Sommet des Nations unies sur les systèmes alimentaires : Le capitalisme vert attaque la souveraineté alimentaire
Les mouvements sociaux luttant pour la souveraineté alimentaire et l’agroécologie dénoncent et rejettent l’offensive du pouvoir des entreprises sur l’alimentation et la nature, offensive représentée par le Sommet des Nations unies sur les Systèmes alimentaires (UNFSS – Sommet sur les Systèmes alimentaires des Nations unies).
Ce sommet est le résultat d’un accord entre l’ONU et le Forum économique mondial et sert de stratégie aux multinationales pour avancer sur la question de l’alimentation. Le sommet est organisé selon le modèle “multiples parties prenantes”, qui place les multinationales au cœur de la définition politique. De cette manière, la privatisation de la politique et la main-mise par les multinationales du système des Nations unies se renforce.
Le sommet passe outre les processus et les instances construits il y a des décennies avec la participation de mouvements paysans et autochtones, ignore la Déclaration des Nations unies sur les droits des paysan·ne·s et attaque directement la souveraineté alimentaire. Pour cette raison, Via Campesina appelle au boycott de ce sommet avec le slogan : « Pas en notre nom ! »

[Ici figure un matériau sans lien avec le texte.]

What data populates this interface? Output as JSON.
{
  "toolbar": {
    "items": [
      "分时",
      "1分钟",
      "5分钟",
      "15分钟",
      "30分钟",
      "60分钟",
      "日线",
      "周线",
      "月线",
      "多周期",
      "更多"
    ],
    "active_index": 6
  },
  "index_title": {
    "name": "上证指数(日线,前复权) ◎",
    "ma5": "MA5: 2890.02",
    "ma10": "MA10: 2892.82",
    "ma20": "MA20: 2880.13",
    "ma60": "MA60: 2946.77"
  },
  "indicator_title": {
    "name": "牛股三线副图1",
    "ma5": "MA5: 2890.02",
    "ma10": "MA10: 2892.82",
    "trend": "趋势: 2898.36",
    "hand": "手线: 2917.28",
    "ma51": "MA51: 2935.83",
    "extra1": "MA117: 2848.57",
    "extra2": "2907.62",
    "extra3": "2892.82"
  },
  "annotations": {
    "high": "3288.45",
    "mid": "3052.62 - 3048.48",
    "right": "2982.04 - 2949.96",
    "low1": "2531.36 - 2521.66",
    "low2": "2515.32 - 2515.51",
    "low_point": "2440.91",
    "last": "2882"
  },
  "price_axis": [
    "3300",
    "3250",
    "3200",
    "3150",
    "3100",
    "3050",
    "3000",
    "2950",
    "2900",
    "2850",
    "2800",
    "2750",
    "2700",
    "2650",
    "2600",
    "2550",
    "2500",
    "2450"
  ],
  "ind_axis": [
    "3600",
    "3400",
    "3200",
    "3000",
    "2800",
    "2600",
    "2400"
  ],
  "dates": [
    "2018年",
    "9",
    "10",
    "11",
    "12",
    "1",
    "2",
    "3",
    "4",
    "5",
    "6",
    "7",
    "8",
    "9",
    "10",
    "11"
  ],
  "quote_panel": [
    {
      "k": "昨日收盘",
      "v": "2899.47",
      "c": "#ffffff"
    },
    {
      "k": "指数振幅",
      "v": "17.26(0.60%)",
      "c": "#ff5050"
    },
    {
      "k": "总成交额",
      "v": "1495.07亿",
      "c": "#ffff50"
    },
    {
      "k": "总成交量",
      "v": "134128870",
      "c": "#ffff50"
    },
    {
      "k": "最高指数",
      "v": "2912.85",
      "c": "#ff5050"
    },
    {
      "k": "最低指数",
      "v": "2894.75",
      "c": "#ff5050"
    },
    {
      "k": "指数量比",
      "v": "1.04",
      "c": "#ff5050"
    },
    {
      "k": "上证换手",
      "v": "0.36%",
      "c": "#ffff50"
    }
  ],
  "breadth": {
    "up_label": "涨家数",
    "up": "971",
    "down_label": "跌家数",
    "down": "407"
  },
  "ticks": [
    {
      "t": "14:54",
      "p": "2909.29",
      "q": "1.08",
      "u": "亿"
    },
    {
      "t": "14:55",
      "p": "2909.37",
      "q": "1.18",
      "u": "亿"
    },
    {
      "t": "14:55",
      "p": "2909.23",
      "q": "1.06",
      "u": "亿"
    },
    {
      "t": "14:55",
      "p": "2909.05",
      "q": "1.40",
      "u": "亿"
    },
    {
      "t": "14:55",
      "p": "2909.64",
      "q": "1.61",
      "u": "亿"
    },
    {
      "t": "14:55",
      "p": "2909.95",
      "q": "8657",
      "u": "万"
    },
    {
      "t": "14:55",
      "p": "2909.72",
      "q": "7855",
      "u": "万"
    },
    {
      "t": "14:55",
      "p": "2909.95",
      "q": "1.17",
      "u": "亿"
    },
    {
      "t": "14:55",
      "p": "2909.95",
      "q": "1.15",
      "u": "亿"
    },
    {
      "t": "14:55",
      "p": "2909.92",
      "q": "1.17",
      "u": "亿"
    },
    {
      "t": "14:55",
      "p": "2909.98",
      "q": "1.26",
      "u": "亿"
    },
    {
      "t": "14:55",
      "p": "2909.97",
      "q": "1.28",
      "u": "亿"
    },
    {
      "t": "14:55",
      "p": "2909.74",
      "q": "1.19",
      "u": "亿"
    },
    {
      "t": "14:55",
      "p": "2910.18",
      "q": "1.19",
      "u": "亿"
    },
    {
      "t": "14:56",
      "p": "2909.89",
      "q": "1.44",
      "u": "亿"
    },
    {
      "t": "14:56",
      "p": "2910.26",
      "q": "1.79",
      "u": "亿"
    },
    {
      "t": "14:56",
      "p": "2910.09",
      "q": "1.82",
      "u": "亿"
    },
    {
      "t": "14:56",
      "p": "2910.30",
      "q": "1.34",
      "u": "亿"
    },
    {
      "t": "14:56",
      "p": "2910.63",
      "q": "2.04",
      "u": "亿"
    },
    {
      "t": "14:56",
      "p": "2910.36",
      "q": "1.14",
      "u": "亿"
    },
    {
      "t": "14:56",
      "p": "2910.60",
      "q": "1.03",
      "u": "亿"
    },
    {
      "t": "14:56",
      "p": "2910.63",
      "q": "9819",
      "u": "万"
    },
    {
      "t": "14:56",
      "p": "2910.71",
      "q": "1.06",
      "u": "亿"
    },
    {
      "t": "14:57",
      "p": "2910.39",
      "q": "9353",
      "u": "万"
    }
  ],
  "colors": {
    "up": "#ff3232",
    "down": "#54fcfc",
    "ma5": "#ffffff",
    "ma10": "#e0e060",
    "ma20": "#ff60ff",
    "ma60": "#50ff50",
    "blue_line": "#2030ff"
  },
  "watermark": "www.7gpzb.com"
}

Les femmes de La Marche Mondiale des Femmes, Amis de la Terre International, FIAN et Via Campesina ont dénoncé[1] l’offensive d’appropriation par le marché de la nature, des territoires et de l’alimentation. Plusieurs fronts du capitalisme raciste et patriarcal ainsi que du colonialisme convergent dans cette offensive. L’appropriation des systèmes alimentaires, l’agriculture 4.0, l’économie verte et les solutions basées sur la nature sont interdépendantes et ont pour toile de fond la numérisation.
Une fois de plus, les élites économiques utilisent la crise profonde que nous vivons pour justifier leurs fausses solutions, qui intègrent de plus en plus la nature dans le circuit financiarisé de l’accumulation capitaliste.
Notre résistance part de la critique et de l’affirmation du fait que les vraies solutions se trouvent dans la façon dont les gens, les paysan⋅nes, les peuples autochtones et les femmes font historiquement l’agriculture et interagissent avec la nature.
La place de l’alimentation et de la nature dans le conflit capital-vie
L’alimentation ne peut pas être considérée de façon isolée, car elle est au centre de l’organisation de la société et de notre vie commune. Lorsque les entreprises transnationales s’organisent pour contrôler l’ensemble du système alimentaire, elles veulent contrôler la société et la vie.
Les femmes attirent l’attention sur le fait que ce qui est en jeu c’est un changement de sens des aliments et de l’alimentation. Cela concerne le processus en cours de refonte de l’industrie alimentaire. Dans ce processus, les produits alimentaires ultra-transformés sont dit « enrichis » en guise de solution. Le lait est « enrichi en calcium » ou le sucre du Coca-cola est remplacé par du stevia, comme si être en bonne santé se résumait à cela. Un produit « nutritif » se mesure par la fragmentation des substances, qui peuvent être produites en laboratoire, dans un processus avancé d’artificialisation de tout ce que nous mangeons.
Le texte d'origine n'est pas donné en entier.